Quite simply, you only have time with your children a brief number of years.   Make the best of it.   Enjoy it.  Let them feel loved.  Feel their love.  Time is fleeting.

Stand Up For Yourself

By Brenda L. Storey, Esq.

I am starting a new series within the blog about parenting.   This first installment, though, focuses not on the children, but the parent.

The most successful parents put their children first, they sacrifice for the betterment of their children, and they tend to be the best at not speaking negatively about the other parent.    This obviously gives their children the greatest chance at success in all areas of their lives.  Good parents strive for all of this, but sometimes they do this to their own detriment, treading so lightly not to cross an inappropriate line.   This often arises when the other parent speaks ill of that parent to the child, involved the child in  a disagreement between the parents, or even flat out misrepresents facts to the child.   Those excellent parents’ first response is to protect the child, know that it would be wrong to engage in similar behavior, avoid putting the child in the middle, and, as a result, vow to not respond.  However, a therapist shared with me that that is  not fair to the child or the parent.

The child is left with an uneasy feeling and questions, and the parent is hurt and possibly angry by the lies about him or her.   It is okay for the parent to reassure the child, and at the same time stand up for him or herself.    It is always good to thank the child for sharing, and the child should be encouraged to release such confusing feelings and experiences.   It is likewise okay for the parent to apologize to the child for what he or she heard, and to say  that it is not appropriate for a child to be involved in such a discussion.   The child should hear that they are loved too much to further involve him or  her in a discussion that should just be for parents.   The parent can still teach the child right and wrong,, and this approach does not sink to the level of the other parent.

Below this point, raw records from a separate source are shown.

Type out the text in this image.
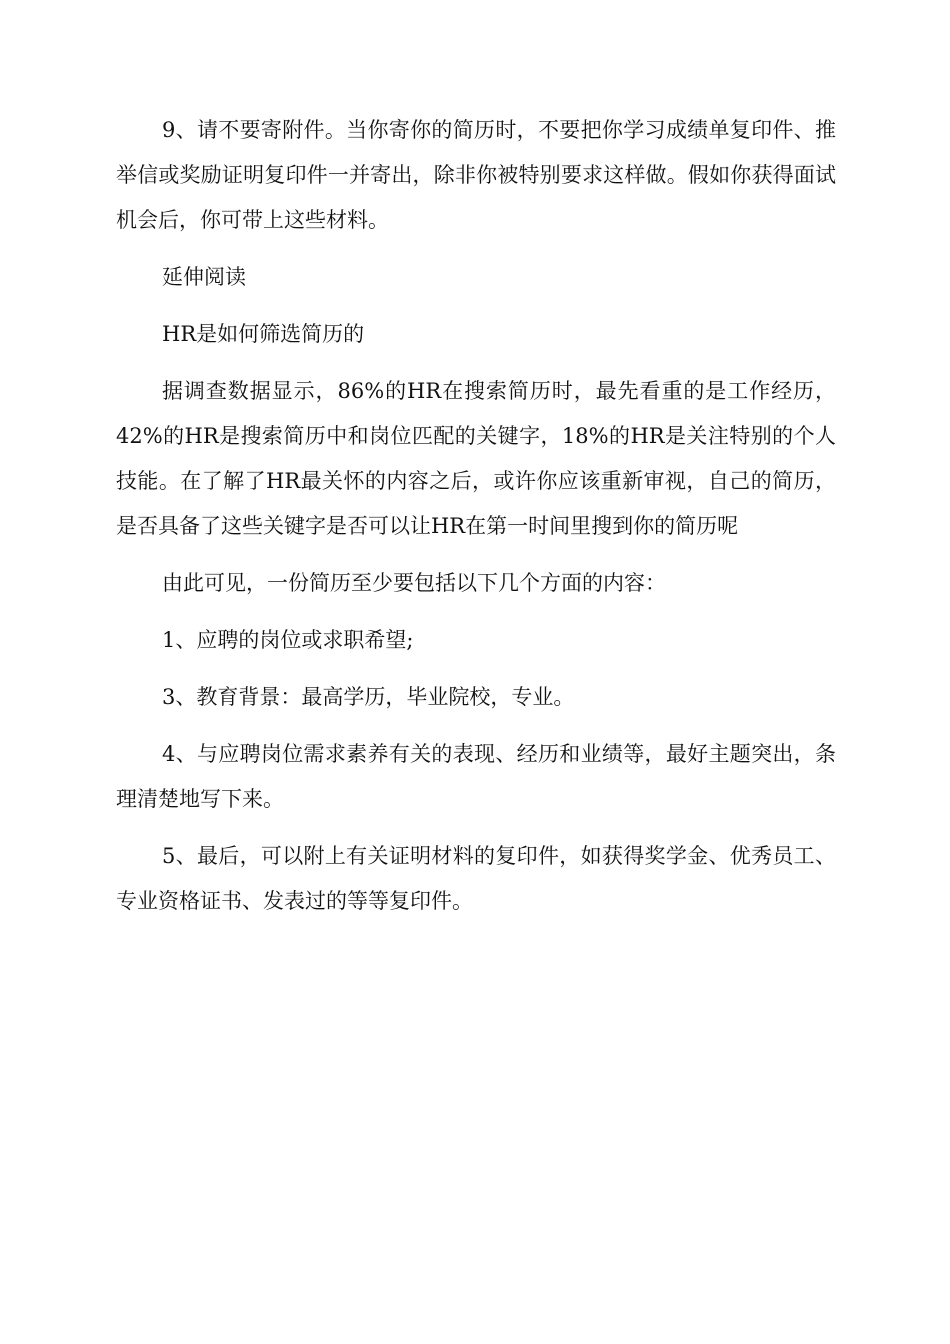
9、请不要寄附件。当你寄你的简历时，不要把你学习成绩单复印件、推举信或奖励证明复印件一并寄出，除非你被特别要求这样做。假如你获得面试机会后，你可带上这些材料。

延伸阅读

HR是如何筛选简历的

据调查数据显示，86%的HR在搜索简历时，最先看重的是工作经历，42%的HR是搜索简历中和岗位匹配的关键字，18%的HR是关注特别的个人技能。在了解了HR最关怀的内容之后，或许你应该重新审视，自己的简历，是否具备了这些关键字是否可以让HR在第一时间里搜到你的简历呢

由此可见，一份简历至少要包括以下几个方面的内容：

1、应聘的岗位或求职希望;

3、教育背景：最高学历，毕业院校，专业。

4、与应聘岗位需求素养有关的表现、经历和业绩等，最好主题突出，条理清楚地写下来。

5、最后，可以附上有关证明材料的复印件，如获得奖学金、优秀员工、专业资格证书、发表过的等等复印件。
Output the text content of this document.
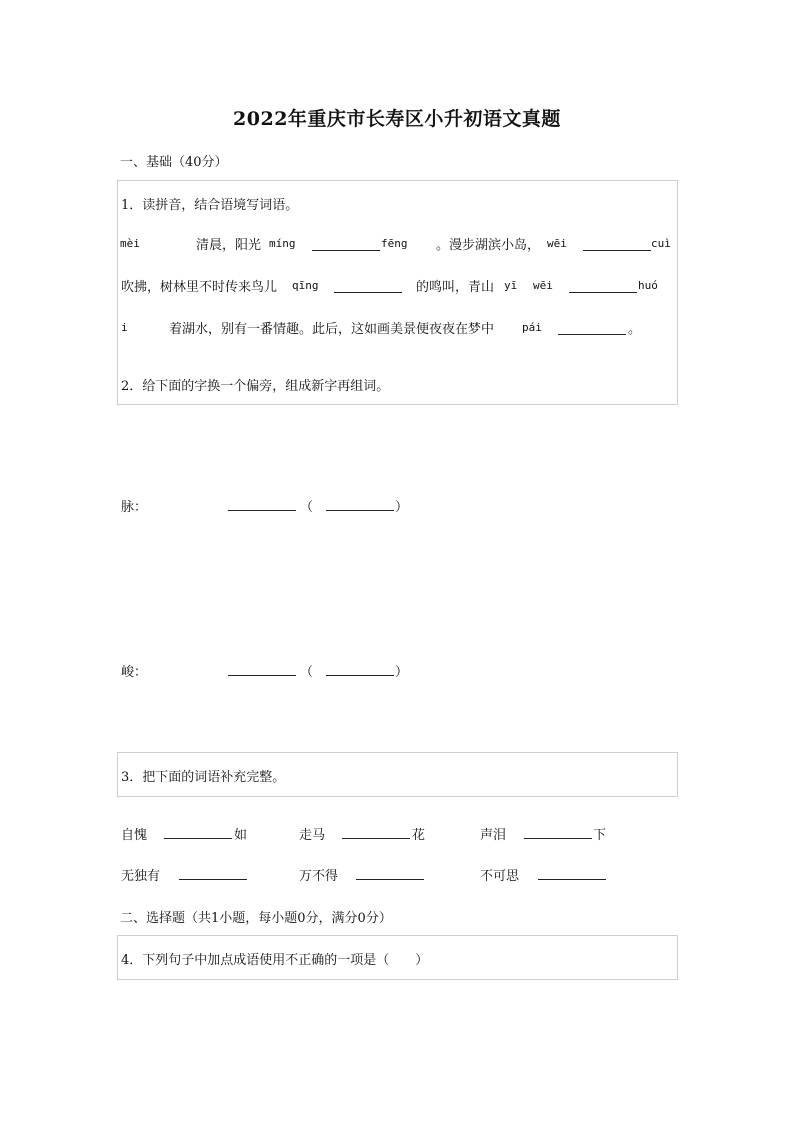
2022年重庆市长寿区小升初语文真题
一、基础（40分）
1．读拼音，结合语境写词语。
mèi	清晨，阳光 míng	fēng 。漫步湖滨小岛， wēi	cuì
吹拂，树林里不时传来鸟儿 qīng	的鸣叫，青山 yī wēi	huó
i	着湖水，别有一番情趣。此后，这如画美景便夜夜在梦中	pái	。
2．给下面的字换一个偏旁，组成新字再组词。
脉：	（	）
峻：	（	）
3．把下面的词语补充完整。
自愧	如	走马	花	声泪	下
无独有	万不得	不可思
二、选择题（共1小题，每小题0分，满分0分）
4．下列句子中加点成语使用不正确的一项是（　　）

The final step in all this, though cannot be skipped.   The parent needs to stick up for him or herself.   It is not improperly  involving the child to simply state that what the child heard about the parent is just not true.   It is okay for the parent to make clear to the child, and role model in the process, that the parent has self-respect and will not tolerate misrepresentations about him or her.   That is all that needs to be said.   The child is left comforted and with enough clarity to move on, and the parent has said just enough for self-worth and inspiring the child to respect that as well.